It has become much harder to talk about race in relation to public policy. One reason for this is the welcome recognition of the diverse nature of our ethnic minority population. As this latest JRF review of poverty and ethnicity highlights, this has made it more difficult to analyse the nature of ethnic disadvantage, and also to offer policy solutions. But while 'intersectionality' (other aspects of identity such as gender, age, religion, disability, health and location) is vital in understanding the real experiences of black and minority ethnic (BME) people today, we must also recognise a second reason it’s become difficult to talk about race: a range of people, including many on the left of the political spectrum, no longer think race matters.
Indeed, some of the important data cited by JRF is also used by those who think that race has no independent role to play in unequal outcomes – for example, the high educational attainment of Chinese and Indian school pupils. Doesn’t this evidence suggest that 'race' is no longer an analytically useful concept, or that racial disadvantage no longer exists?
Of course not. Not only do Chinese and Indian pupils do worse in the labour market as adults than their education results would suggest they might, but many other groups are still doing much worse. Given that many BME people are now British-born, and so have British qualifications, social networks and accents, we might think they would do better than their foreign-born parents. But this isn’t the case: British-born black and Asian males are more likely to be unemployed than their foreign-born fathers.
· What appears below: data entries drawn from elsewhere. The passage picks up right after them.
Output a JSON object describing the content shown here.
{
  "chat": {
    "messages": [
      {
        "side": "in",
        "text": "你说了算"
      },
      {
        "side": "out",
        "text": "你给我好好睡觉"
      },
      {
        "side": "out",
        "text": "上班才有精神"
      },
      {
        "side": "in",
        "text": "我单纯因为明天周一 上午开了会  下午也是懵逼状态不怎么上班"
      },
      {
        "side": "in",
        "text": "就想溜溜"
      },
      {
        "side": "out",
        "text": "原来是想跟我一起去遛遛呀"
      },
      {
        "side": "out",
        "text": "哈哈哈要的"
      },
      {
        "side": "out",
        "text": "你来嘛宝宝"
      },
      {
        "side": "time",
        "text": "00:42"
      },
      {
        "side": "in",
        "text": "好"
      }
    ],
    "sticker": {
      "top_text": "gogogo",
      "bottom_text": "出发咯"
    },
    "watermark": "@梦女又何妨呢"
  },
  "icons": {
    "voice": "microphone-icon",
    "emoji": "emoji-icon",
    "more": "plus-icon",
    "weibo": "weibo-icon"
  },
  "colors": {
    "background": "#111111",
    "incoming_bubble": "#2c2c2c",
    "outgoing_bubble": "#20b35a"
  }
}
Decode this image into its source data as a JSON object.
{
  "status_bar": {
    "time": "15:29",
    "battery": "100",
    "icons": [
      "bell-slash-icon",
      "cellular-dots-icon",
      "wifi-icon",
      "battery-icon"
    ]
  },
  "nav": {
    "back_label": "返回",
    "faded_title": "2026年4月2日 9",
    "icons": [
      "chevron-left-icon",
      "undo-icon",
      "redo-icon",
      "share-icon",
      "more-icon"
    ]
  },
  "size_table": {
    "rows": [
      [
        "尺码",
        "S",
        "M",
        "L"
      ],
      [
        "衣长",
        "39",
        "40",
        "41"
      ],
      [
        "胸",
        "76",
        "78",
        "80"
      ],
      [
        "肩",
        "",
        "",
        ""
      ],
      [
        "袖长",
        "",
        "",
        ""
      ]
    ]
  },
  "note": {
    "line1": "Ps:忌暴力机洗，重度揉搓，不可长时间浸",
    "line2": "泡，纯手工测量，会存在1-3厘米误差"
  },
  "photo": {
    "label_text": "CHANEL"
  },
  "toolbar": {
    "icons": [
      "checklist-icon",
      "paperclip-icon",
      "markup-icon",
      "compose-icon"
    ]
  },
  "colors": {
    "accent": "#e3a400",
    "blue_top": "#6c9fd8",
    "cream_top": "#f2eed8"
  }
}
So while there is increasing diversity among the BME population, all ethnic groups continue to do worse in one key area: the labour market. We now have increasingly sophisticated tools to analyse diverse data, able to 'control' for factors such as education, place of birth, family size, and so forth. The conclusion of many such studies is that race and ethnicity still matter, whether we call it an 'ethnic penalty' or discrimination.
Nonetheless, these statistical findings cannot explain how or why ethnicity matters. To do so, we need qualitative research such as that commissioned by JRF, and we must also admit that ethnicity is likely to be experienced differently, not only between, say, Chinese and Somali people, but also between younger British-born black boys and older women born in Pakistan.
By way of a conclusion, we return to policy: what is the role of policy in ultimately eliminating racial inequality and poverty? Cuts to benefits and increasing levels of youth unemployment will be drivers of further poverty for ethnic minorities in the near future. However, in good times and bad, during Labour, Conservative and coalition governments, ethnic inequality has remained stubbornly persistent. For example, in 2010 the gap between Black Caribbean and white boys in terms of GCSE attainment was the same as in 1982. So while we need better resourced and targeted anti-poverty measures, we should also consider specific policies for different ethnic groups if we want to ensure that the grandchildren and great-grandchildren of the Windrush generation are less likely to experience poverty than their pioneering Caribbean ancestors.